Monday, January 12, 2009
I always wonder why do good intentions end up flopping. Ya start somethin out with good intentions and it all seems to go wrong. I am tryin to be a good example for those close to me and then get told I am tryin to push people away because I am gettin to religious. I don't want to push people away especially my family, they mean the world to me I want more than anything for my family to be sealed for time and all eternity. I can't imagine livin forever without my mama or my papa, that would just stink. I know how I feel when people try to push things on me and I don't think I am tryin to push the church on my family, but maybe I am and I just need to back off.

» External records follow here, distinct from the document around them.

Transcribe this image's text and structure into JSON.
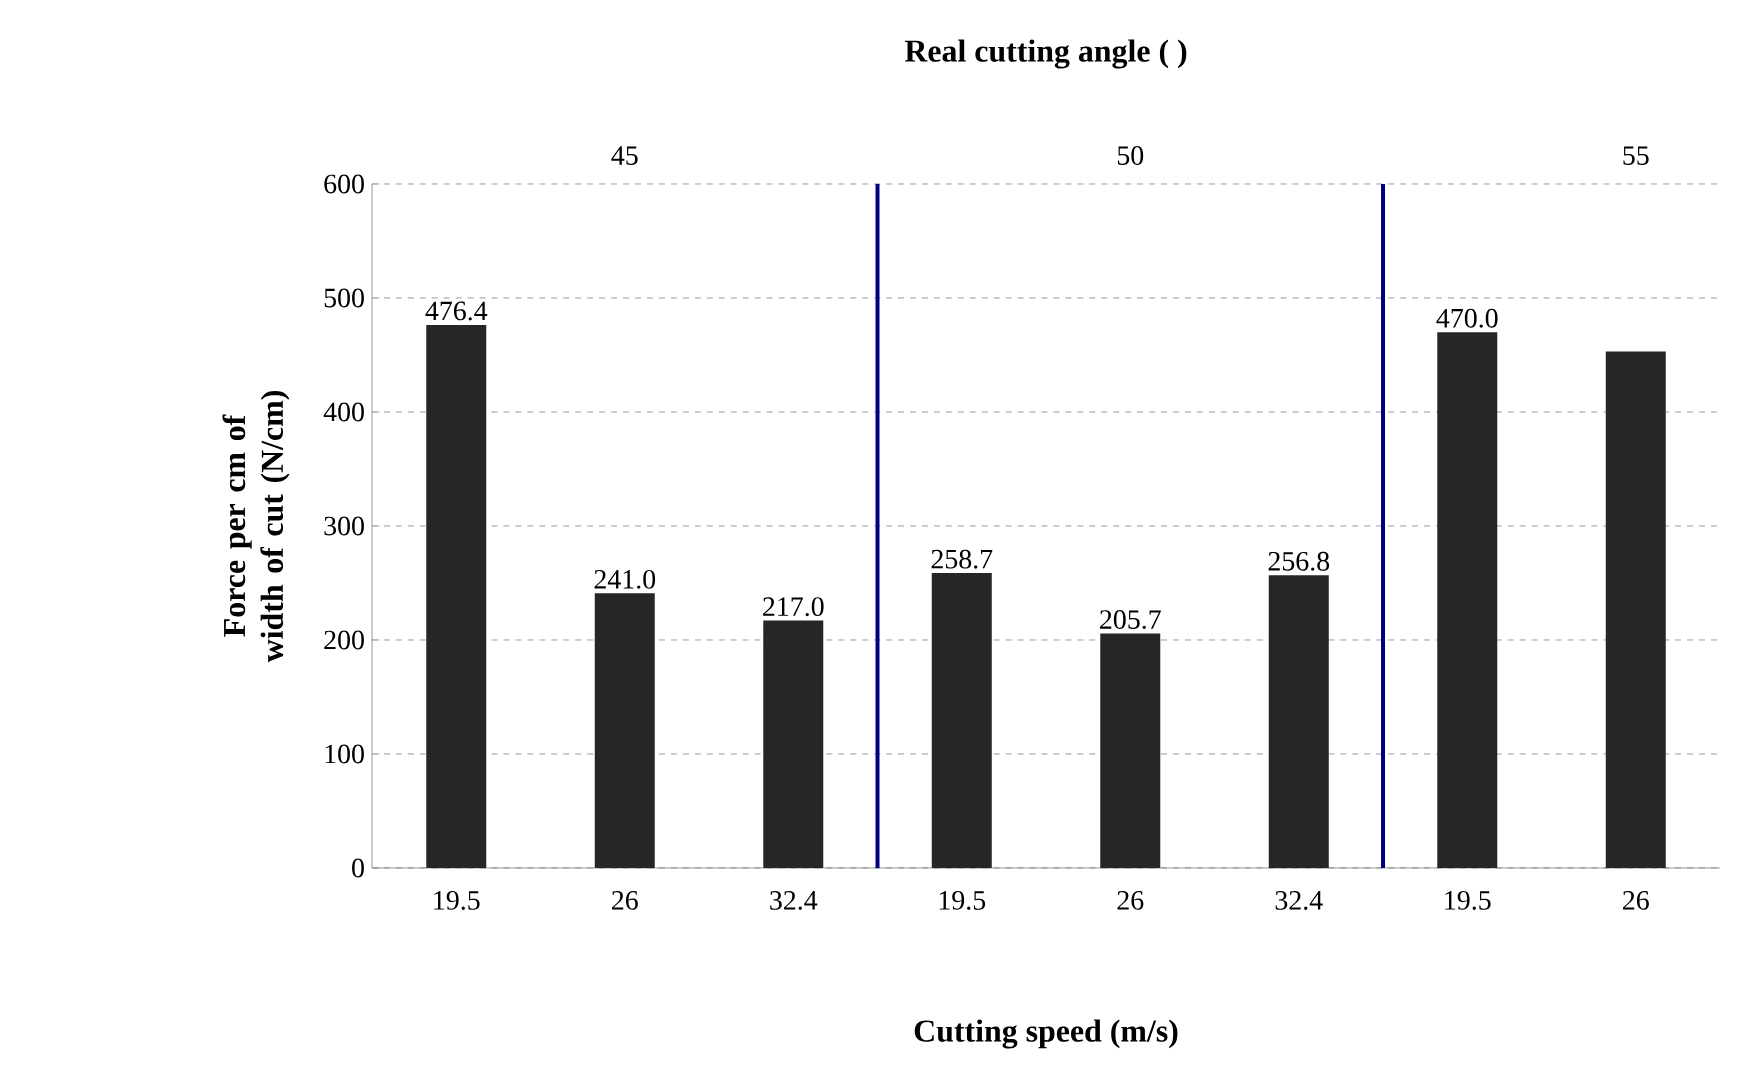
{
  "chart_data": {
    "type": "bar",
    "title": "Real cutting angle ( )",
    "xlabel": "Cutting speed (m/s)",
    "ylabel": "Force per cm of width of cut (N/cm)",
    "categories": [
      "19.5",
      "26",
      "32.4",
      "19.5",
      "26",
      "32.4",
      "19.5",
      "26"
    ],
    "values": [
      476.4,
      241.0,
      217.0,
      258.7,
      205.7,
      256.8,
      470.0,
      453
    ],
    "value_labels": [
      "476.4",
      "241.0",
      "217.0",
      "258.7",
      "205.7",
      "256.8",
      "470.0",
      null
    ],
    "color": "#262626",
    "ylim": [
      0,
      600
    ],
    "yticks": [
      0,
      100,
      200,
      300,
      400,
      500,
      600
    ],
    "grid": "y",
    "annotations": [
      "45",
      "50",
      "55"
    ]
  }
}
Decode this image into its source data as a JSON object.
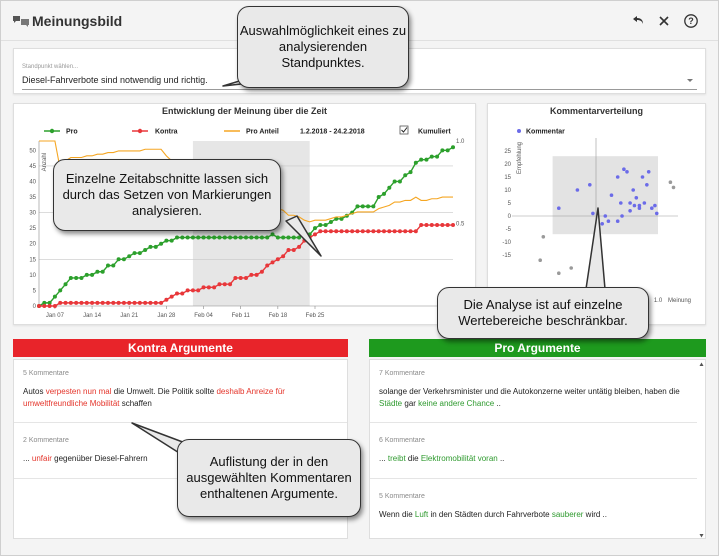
{
  "app": {
    "title": "Meinungsbild",
    "icons": [
      "undo-icon",
      "close-icon",
      "help-icon"
    ]
  },
  "standpoint": {
    "label": "Standpunkt wählen...",
    "value": "Diesel-Fahrverbote sind notwendig und richtig."
  },
  "timeline": {
    "title": "Entwicklung der Meinung über die Zeit",
    "legend": {
      "pro": "Pro",
      "kontra": "Kontra",
      "pro_anteil": "Pro Anteil",
      "range": "1.2.2018 - 24.2.2018",
      "cumulative": "Kumuliert"
    },
    "colors": {
      "pro": "#2ca02c",
      "kontra": "#e8373a",
      "pro_anteil": "#f5a623"
    }
  },
  "comment_distribution": {
    "title": "Kommentarverteilung",
    "legend": "Kommentar",
    "ylabel": "Empfehlung",
    "xlabel": "Meinung",
    "color": "#6b6be8"
  },
  "chart_data": [
    {
      "type": "line",
      "title": "Entwicklung der Meinung über die Zeit",
      "ylabel": "Anzahl",
      "x_ticks": [
        "Jan 07",
        "Jan 14",
        "Jan 21",
        "Jan 28",
        "Feb 04",
        "Feb 11",
        "Feb 18",
        "Feb 25"
      ],
      "y_ticks": [
        0,
        5,
        10,
        15,
        20,
        25,
        30,
        35,
        40,
        45,
        50
      ],
      "y2_ticks": [
        0.5,
        1.0
      ],
      "ylim": [
        0,
        53
      ],
      "highlight_range": [
        "Feb 02",
        "Feb 24"
      ],
      "series": [
        {
          "name": "Pro",
          "values": [
            0,
            1,
            1,
            3,
            5,
            7,
            9,
            9,
            9,
            10,
            10,
            11,
            11,
            13,
            13,
            15,
            15,
            16,
            17,
            17,
            18,
            19,
            19,
            20,
            21,
            21,
            22,
            22,
            22,
            22,
            22,
            22,
            22,
            22,
            22,
            22,
            22,
            22,
            22,
            22,
            22,
            22,
            22,
            22,
            23,
            22,
            22,
            22,
            22,
            22,
            23,
            23,
            25,
            26,
            26,
            27,
            28,
            28,
            29,
            30,
            32,
            32,
            32,
            32,
            35,
            36,
            38,
            40,
            40,
            42,
            43,
            46,
            47,
            47,
            48,
            48,
            50,
            50,
            51
          ]
        },
        {
          "name": "Kontra",
          "values": [
            0,
            0,
            0,
            0,
            1,
            1,
            1,
            1,
            1,
            1,
            1,
            1,
            1,
            1,
            1,
            1,
            1,
            1,
            1,
            1,
            1,
            1,
            1,
            1,
            2,
            3,
            4,
            4,
            5,
            5,
            5,
            6,
            6,
            6,
            7,
            7,
            7,
            9,
            9,
            9,
            10,
            10,
            11,
            13,
            14,
            15,
            16,
            18,
            18,
            19,
            21,
            22,
            23,
            24,
            24,
            24,
            24,
            24,
            24,
            24,
            24,
            24,
            24,
            24,
            24,
            24,
            24,
            24,
            24,
            24,
            24,
            24,
            26,
            26,
            26,
            26,
            26,
            26,
            26
          ]
        },
        {
          "name": "Pro Anteil",
          "values": [
            1.0,
            1.0,
            1.0,
            1.0,
            0.83,
            0.88,
            0.9,
            0.9,
            0.9,
            0.91,
            0.91,
            0.92,
            0.92,
            0.93,
            0.93,
            0.94,
            0.94,
            0.94,
            0.94,
            0.94,
            0.95,
            0.95,
            0.95,
            0.95,
            0.91,
            0.88,
            0.85,
            0.85,
            0.81,
            0.81,
            0.81,
            0.79,
            0.79,
            0.79,
            0.76,
            0.76,
            0.76,
            0.71,
            0.71,
            0.71,
            0.69,
            0.69,
            0.67,
            0.63,
            0.62,
            0.59,
            0.58,
            0.55,
            0.55,
            0.54,
            0.52,
            0.51,
            0.52,
            0.52,
            0.52,
            0.53,
            0.54,
            0.54,
            0.55,
            0.56,
            0.57,
            0.57,
            0.57,
            0.57,
            0.59,
            0.6,
            0.61,
            0.63,
            0.63,
            0.64,
            0.64,
            0.66,
            0.64,
            0.64,
            0.65,
            0.65,
            0.66,
            0.66,
            0.66
          ]
        }
      ]
    },
    {
      "type": "scatter",
      "title": "Kommentarverteilung",
      "xlabel": "Meinung",
      "ylabel": "Empfehlung",
      "y_ticks": [
        25,
        20,
        15,
        10,
        5,
        0,
        -5,
        -10,
        -15
      ],
      "x_ticks_visible": [
        0.5,
        1.0
      ],
      "selection": {
        "x": [
          -0.7,
          1.0
        ],
        "y": [
          -7,
          23
        ]
      },
      "series": [
        {
          "name": "Kommentar",
          "points": [
            [
              -0.6,
              3
            ],
            [
              -0.3,
              10
            ],
            [
              -0.1,
              12
            ],
            [
              -0.05,
              1
            ],
            [
              0.1,
              -3
            ],
            [
              0.15,
              0
            ],
            [
              0.2,
              -2
            ],
            [
              0.25,
              8
            ],
            [
              0.35,
              15
            ],
            [
              0.4,
              5
            ],
            [
              0.45,
              18
            ],
            [
              0.5,
              17
            ],
            [
              0.55,
              2
            ],
            [
              0.6,
              10
            ],
            [
              0.65,
              7
            ],
            [
              0.7,
              4
            ],
            [
              0.75,
              15
            ],
            [
              0.78,
              5
            ],
            [
              0.82,
              12
            ],
            [
              0.85,
              17
            ],
            [
              0.9,
              3
            ],
            [
              0.95,
              4
            ],
            [
              0.98,
              1
            ],
            [
              0.55,
              5
            ],
            [
              0.62,
              4
            ],
            [
              0.7,
              3
            ],
            [
              0.35,
              -2
            ],
            [
              0.42,
              0
            ]
          ]
        },
        {
          "name": "excluded",
          "points": [
            [
              -0.9,
              -17
            ],
            [
              -0.6,
              -22
            ],
            [
              -0.4,
              -20
            ],
            [
              1.2,
              13
            ],
            [
              1.25,
              11
            ],
            [
              -0.85,
              -8
            ]
          ]
        }
      ]
    }
  ],
  "kontra": {
    "header": "Kontra Argumente",
    "color": "#e8242a",
    "items": [
      {
        "count": "5 Kommentare",
        "parts": [
          {
            "t": "Autos ",
            "c": ""
          },
          {
            "t": "verpesten nun mal",
            "c": "red"
          },
          {
            "t": " die Umwelt. Die Politik sollte ",
            "c": ""
          },
          {
            "t": "deshalb Anreize für umweltfreundliche Mobilität",
            "c": "red"
          },
          {
            "t": " schaffen",
            "c": ""
          }
        ]
      },
      {
        "count": "2 Kommentare",
        "parts": [
          {
            "t": "... ",
            "c": ""
          },
          {
            "t": "unfair",
            "c": "red"
          },
          {
            "t": " gegenüber Diesel-Fahrern",
            "c": ""
          }
        ]
      }
    ]
  },
  "pro": {
    "header": "Pro Argumente",
    "color": "#1e9a1e",
    "items": [
      {
        "count": "7 Kommentare",
        "parts": [
          {
            "t": "solange der Verkehrsminister und die Autokonzerne weiter untätig bleiben, haben die ",
            "c": ""
          },
          {
            "t": "Städte",
            "c": "green"
          },
          {
            "t": " gar ",
            "c": ""
          },
          {
            "t": "keine andere Chance",
            "c": "green"
          },
          {
            "t": " ..",
            "c": ""
          }
        ]
      },
      {
        "count": "6 Kommentare",
        "parts": [
          {
            "t": "... ",
            "c": ""
          },
          {
            "t": "treibt",
            "c": "green"
          },
          {
            "t": " die ",
            "c": ""
          },
          {
            "t": "Elektromobilität voran",
            "c": "green"
          },
          {
            "t": " ..",
            "c": ""
          }
        ]
      },
      {
        "count": "5 Kommentare",
        "parts": [
          {
            "t": "Wenn die ",
            "c": ""
          },
          {
            "t": "Luft",
            "c": "green"
          },
          {
            "t": " in den Städten durch Fahrverbote ",
            "c": ""
          },
          {
            "t": "sauberer",
            "c": "green"
          },
          {
            "t": " wird ..",
            "c": ""
          }
        ]
      }
    ]
  },
  "callouts": {
    "standpoint": "Auswahlmöglichkeit eines zu analysierenden Standpunktes.",
    "timeline": "Einzelne Zeitabschnitte lassen sich durch das Setzen von Markierungen analysieren.",
    "scatter": "Die Analyse ist auf einzelne Wertebereiche beschränkbar.",
    "arguments": "Auflistung der in den ausgewählten Kommentaren enthaltenen Argumente."
  }
}
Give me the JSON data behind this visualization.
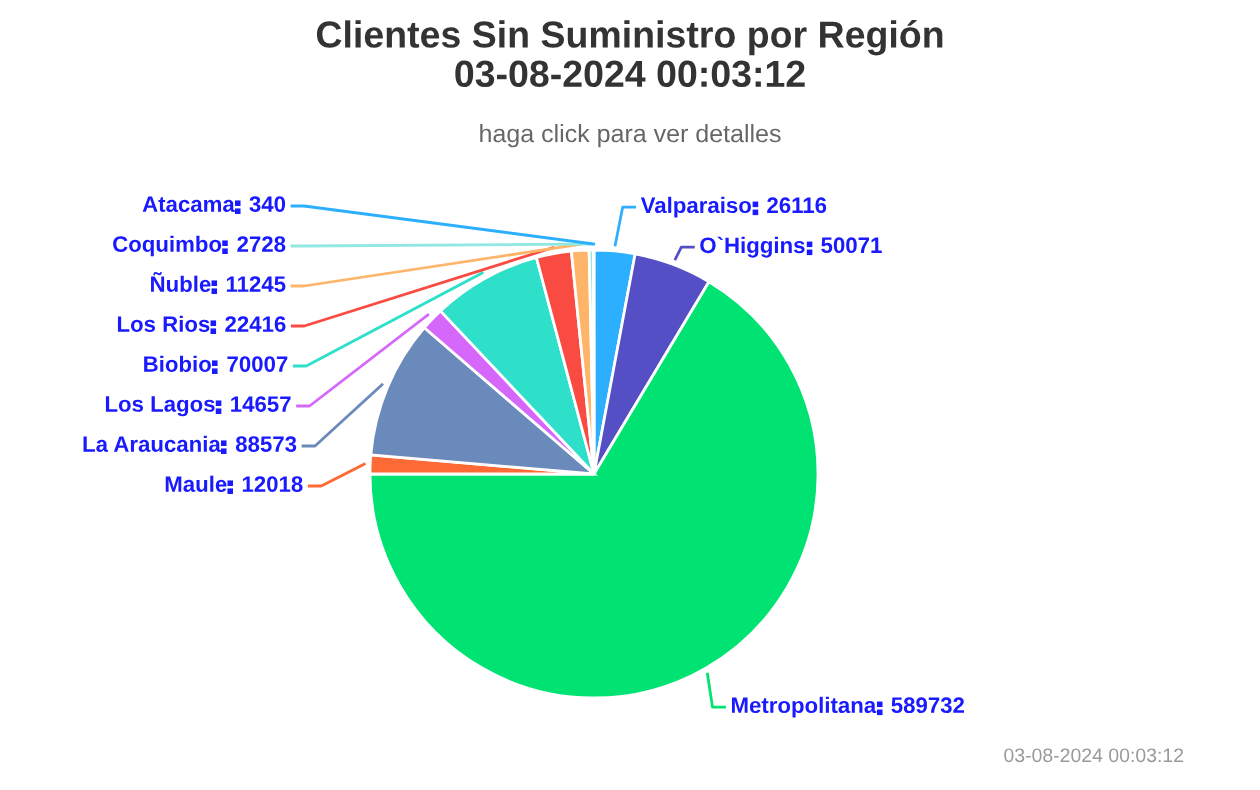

I am gonna do my best to not push it on them, I think they are closer than they have been in years and I know it takes time. It took quite a bit of time for me to get to where I am and how I feel about Christ, the church, life and everything else. I know I would be lost if I didn't have Him in my life and His church. I completely and totally agree with the song by Luke Bryan (Yes it is country) called Pray About Everything, I may not always do the best at prayin about everything but I try. I do know I feel better about life and the way things are turnin out when I do pray and read my scriptures. I love my family and my friends more than anyone of them know, all any of them have to do is ask and I will be there to help if possible. Things may not always turn out the way I want them to but I always have good intentions with what I do. If I offend any of you ever I apologize, I don't intend to do that.